Normally, this pathological response at the cellular level might be the heart's attempt to compensate for changes caused by disease. Unfortunately, SARS-CoV-2, the virus that causes COVID-19, hijacks these ACE2 receptors on the membrane of cells and uses them to get inside the cells. The virus not only gains entry through ACE2, but also it takes this protein with it, removing a protective signaling pathway that normally counters the negative impact of the hormone angiotensin II. This hormone increases blood pressure and leads to fluid retention.

Over the course of a nearly 20-year study published in Mayo Clinic Proceedings, researchers analyzed frozen samples of heart muscle tissue from 106 patients who had surgery for obstructive hypertrophic cardiomyopathy. The control group used heart tissue from 39 healthy donor hearts.
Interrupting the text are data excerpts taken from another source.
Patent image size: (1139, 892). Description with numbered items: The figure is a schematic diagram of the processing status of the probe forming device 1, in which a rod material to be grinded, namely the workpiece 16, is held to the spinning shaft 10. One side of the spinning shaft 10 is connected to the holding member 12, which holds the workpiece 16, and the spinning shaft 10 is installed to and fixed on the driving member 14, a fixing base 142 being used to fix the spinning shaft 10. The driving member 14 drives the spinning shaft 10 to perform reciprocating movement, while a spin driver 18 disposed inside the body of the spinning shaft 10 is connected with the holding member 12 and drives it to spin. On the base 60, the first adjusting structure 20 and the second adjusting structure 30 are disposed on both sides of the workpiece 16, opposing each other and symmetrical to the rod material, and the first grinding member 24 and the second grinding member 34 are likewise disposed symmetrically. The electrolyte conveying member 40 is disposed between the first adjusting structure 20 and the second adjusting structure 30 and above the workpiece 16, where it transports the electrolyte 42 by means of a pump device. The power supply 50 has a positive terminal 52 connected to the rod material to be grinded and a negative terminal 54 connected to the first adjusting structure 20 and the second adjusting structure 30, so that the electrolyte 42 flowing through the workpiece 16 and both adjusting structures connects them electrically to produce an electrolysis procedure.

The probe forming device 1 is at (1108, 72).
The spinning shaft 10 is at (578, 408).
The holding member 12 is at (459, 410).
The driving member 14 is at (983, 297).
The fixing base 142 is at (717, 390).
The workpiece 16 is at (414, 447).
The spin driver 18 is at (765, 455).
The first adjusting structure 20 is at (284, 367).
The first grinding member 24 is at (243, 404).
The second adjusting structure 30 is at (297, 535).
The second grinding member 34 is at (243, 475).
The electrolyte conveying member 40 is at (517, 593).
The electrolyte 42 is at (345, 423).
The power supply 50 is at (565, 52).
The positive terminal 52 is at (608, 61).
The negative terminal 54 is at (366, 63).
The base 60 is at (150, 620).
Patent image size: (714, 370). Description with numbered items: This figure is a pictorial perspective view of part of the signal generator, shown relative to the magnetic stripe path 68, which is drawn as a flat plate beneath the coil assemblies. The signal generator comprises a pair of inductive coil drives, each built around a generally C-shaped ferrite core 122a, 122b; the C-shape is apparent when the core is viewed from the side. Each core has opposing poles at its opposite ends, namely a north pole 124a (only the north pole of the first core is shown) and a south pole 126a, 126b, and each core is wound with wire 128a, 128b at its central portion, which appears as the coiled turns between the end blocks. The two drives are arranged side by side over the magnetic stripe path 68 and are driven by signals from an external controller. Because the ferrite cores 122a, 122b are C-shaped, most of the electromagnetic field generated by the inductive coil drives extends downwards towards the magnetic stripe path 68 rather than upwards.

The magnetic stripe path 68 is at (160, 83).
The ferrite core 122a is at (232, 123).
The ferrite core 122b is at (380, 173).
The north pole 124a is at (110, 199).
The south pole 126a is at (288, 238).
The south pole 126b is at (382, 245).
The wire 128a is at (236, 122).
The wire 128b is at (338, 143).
"Of all the RNA transcripts in the entire human genome, our research revealed that the single most upregulated RNA transcript in the heart muscle was ACE2. In fact, we confirmed a fivefold increase in ACE2 protein levels in the heart muscle of these patients with obstructive HCM," says Michael Ackerman, M.D., Ph.D., a genetic cardiologist at Mayo Clinic. "This could connect the dots and potentially explain why patients with certain heart diseases might fare worse with COVID-19."

Dr. Ackerman is director of the Windland Smith Rice Sudden Death Genomics Laboratory at Mayo Clinic and senior author on the study. This study involved national and international investigators.

The next step is to look for other elevated ACE2 levels by analyzing available heart tissue from patients who have died from hypertension and other heart diseases. Lung tissue from COVID-19 victims also could be analyzed to see if ACE2 levels are higher than in normal lung tissue.

"This discovery provides another reason for patients taking angiotensin-converting enzyme (ACE) inhibitors and angiotensin II receptor blockers to stay on their heart medications, as recommended by all major cardiac societies," says Dr. Ackerman. "Removing these medications in a patient whose heart has elevated protein levels of ACE2 could cause even more tissue damage."